Rami Malek, star of the USA hit TV show, is ready to start dressing like an adult

  • By Nic Screws Bloomberg News
  • Friday, August 28, 2015 3:15pm
  • LifeGo-See-Do

“Could you imagine Elliot going shopping?”

Rami Malek is talking about the black hoodie, the one his complicated character, cybersecurity whiz Elliot Alderson, wears for almost the entirety of the first season of USA Network’s breakout series Mr. Robot.

If you’ve seen the show, then you know it’s essentially Malek’s sixth co-star, getting just as much airtime as anyone else in the startlingly talented ensemble cast (which includes Christian Slater — yes that Christian Slater — as the titular character).

It’s hard to imagine Elliot going shopping because it’s hard to imagine him walking into a store. I wonder aloud if he has a stash of identical black cotton hoodies, or whether he just wears the same one every day.

Malek ponders the question as seriously as if I had just asked him to explain what a honey pot is to a non-hacker. “It’s not that he’s unkempt,” he says. “There’s just a level of callousness to the way he treats things like getting dressed. He likely prefers a uniform because it’s one less thing to think about.”

He wants to be clear about this wardrobe choice, because he had a hand in it. In fact, he was the one to suggest to the show’s creator, Sam Esmail, that his character’s look be a little austere.

“I really wanted Elliot’s clothes to feel like it was a bit of an urban combat uniform,” Malek continued. “We needed the wardrobe to reflect his desire to disappear from the world. So I suggested a hoodie. Well, maybe I shouldn’t say ‘suggest.’ ”

What does that mean?

“Well, the show had gone to great lengths and spent beaucoup bucks trying to create the perfect ‘worn-in’ sweatshirt, but nothing was working,” he says. “So I came in one day before we shot the pilot with my personal hoodie from B:Scott that I’d had for years.… I just kinda paraded myself around the office until the powers that be said, ‘Hey! Did wardrobe put you in that?’ And I said, ‘Oh, this old thing? I’ve had this for ages,’ and they were like, ‘Why can’t he wear that?’ ”

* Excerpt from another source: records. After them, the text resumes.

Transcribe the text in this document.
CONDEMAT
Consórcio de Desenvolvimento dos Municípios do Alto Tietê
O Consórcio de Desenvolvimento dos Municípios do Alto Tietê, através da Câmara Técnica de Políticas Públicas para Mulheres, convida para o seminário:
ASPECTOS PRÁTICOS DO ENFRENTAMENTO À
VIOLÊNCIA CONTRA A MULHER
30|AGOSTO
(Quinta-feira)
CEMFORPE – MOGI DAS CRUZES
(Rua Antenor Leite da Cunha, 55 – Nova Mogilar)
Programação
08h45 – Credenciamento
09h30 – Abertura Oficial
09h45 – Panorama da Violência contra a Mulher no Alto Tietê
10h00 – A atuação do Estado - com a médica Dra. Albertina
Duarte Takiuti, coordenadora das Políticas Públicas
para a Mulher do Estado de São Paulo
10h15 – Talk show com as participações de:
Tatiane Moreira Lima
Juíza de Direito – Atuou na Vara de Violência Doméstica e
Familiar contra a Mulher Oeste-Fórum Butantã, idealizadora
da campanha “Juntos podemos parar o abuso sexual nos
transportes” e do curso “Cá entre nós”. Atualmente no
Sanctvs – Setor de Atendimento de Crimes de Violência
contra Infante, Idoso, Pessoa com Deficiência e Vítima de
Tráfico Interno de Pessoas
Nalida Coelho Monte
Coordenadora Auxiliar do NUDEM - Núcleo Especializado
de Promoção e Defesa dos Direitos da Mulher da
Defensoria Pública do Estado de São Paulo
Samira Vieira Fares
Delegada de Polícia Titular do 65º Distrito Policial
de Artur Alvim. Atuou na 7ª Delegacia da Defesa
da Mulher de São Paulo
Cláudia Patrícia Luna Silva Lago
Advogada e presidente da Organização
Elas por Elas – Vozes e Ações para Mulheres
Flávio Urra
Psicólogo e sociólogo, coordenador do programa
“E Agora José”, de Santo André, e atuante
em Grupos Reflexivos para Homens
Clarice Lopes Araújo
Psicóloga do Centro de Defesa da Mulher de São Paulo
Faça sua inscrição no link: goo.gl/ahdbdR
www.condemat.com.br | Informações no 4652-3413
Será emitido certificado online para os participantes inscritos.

Just like that, a TV touchstone was made.

“At first there were no doubles, so I ended up trying to preserve that one hoodie,” he says, laughing. “I remember a girl actually left my house one night in it, unbeknownst to me after we had already shot the pilot. So I called her frantically and she must have been like, ‘This guy’s losing it. It’s just a hoodie.’ So she brought it back and then later, after she must have seen the pilot, I hear from her and she says, ‘Oh, now I know why you were so adamant about getting that thing back.’ ”

Before long, the show’s costume designer, Kim Wilcox, reached out to the designer and got 20 or so versions replicated; apparently it was the liner of a jacket B:Scott had made years ago. Still, “nothing ever feels to me like the original,” says Malek.

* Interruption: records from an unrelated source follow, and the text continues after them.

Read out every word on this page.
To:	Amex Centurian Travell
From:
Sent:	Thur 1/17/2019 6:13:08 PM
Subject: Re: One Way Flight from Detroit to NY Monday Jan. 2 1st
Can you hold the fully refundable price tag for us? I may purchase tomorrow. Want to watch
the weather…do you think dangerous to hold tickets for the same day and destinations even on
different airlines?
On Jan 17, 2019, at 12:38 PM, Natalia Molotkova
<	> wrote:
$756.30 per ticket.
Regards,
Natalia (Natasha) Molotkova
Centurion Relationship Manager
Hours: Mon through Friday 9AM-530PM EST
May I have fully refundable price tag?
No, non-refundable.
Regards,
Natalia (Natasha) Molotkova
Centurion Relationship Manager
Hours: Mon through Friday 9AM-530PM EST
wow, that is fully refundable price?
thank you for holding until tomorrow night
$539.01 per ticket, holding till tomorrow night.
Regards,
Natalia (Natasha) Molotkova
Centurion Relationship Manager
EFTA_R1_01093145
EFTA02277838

When I saw Malek for the first time-sitting across the runway from me last month at the John Varvatos show during New York Fashion Week: Men’s — he looked like he belonged in a different movie from the rest of us. He was sandwiched between co-star Slater and iconic fashion photographer Bill Cunningham in a buttery-leather Varvatos jacket and slim-fitting jeans, legs politely crossed. A day earlier and I might not have recognized him, but as timing would have it, I had just begun binge-watching the first three episodes of season one of Mr. Robot the night before.

The show is the sleeper hit of the summer, and Malek has been called masterful in his portrayal of the oft-kilter genius and unreliable narrator, Elliot. (His now-too-familiar raspy voice-overs are themselves worthy of Emmy consideration.) He’s so perfect in the part, it’s hard to envision the show with anyone else in the complex lead role.

At 34, Malek is perhaps most widely known for his small but memorable film roles as King Ahkmenrah in the “Night at the Museum” franchise, Benjamin in “The Twilight Saga: Breaking Dawn-Part 2,” and Clark in “The Master.” And rumor has it that Mr. Robot creator Esmail’s girlfriend, the actress Emmy Rossum, recommended Rami to him for the part of Elliot after seeing him in the HBO miniseries “The Pacific.”

“When I did The Pacific and I played Snafu, I walked away and I said, ‘Ahhh, it’s never gonna get better than that.’”

“Then I got the gift that is Elliot and Mr. Robot,” he says. “I think he’s going to teach me a lot about myself as we travel down this winding road together. Elliot and Rami, hand in hand, hoodie and hoodie.”

‘Mr. Robot’ finale postponed

The first season finale of USA’s “Mr. Robot” did not air Aug. 26 as scheduled, the network announced, because of a “graphic” scene that is similar in nature to the horrific shootings in Southwest Virginia when a gunman killed WDBJ7 reporter Allison Parker, 24, and videographer Adam Ward, 27. HitFix TV critic Alan Sepinwall confirmed the finale contains a scene that isn’t exactly the same as the Virginia tragedy, but it contains “a very graphic on-camera shooting.” The episode will instead air at 10 p.m. Sept. 2.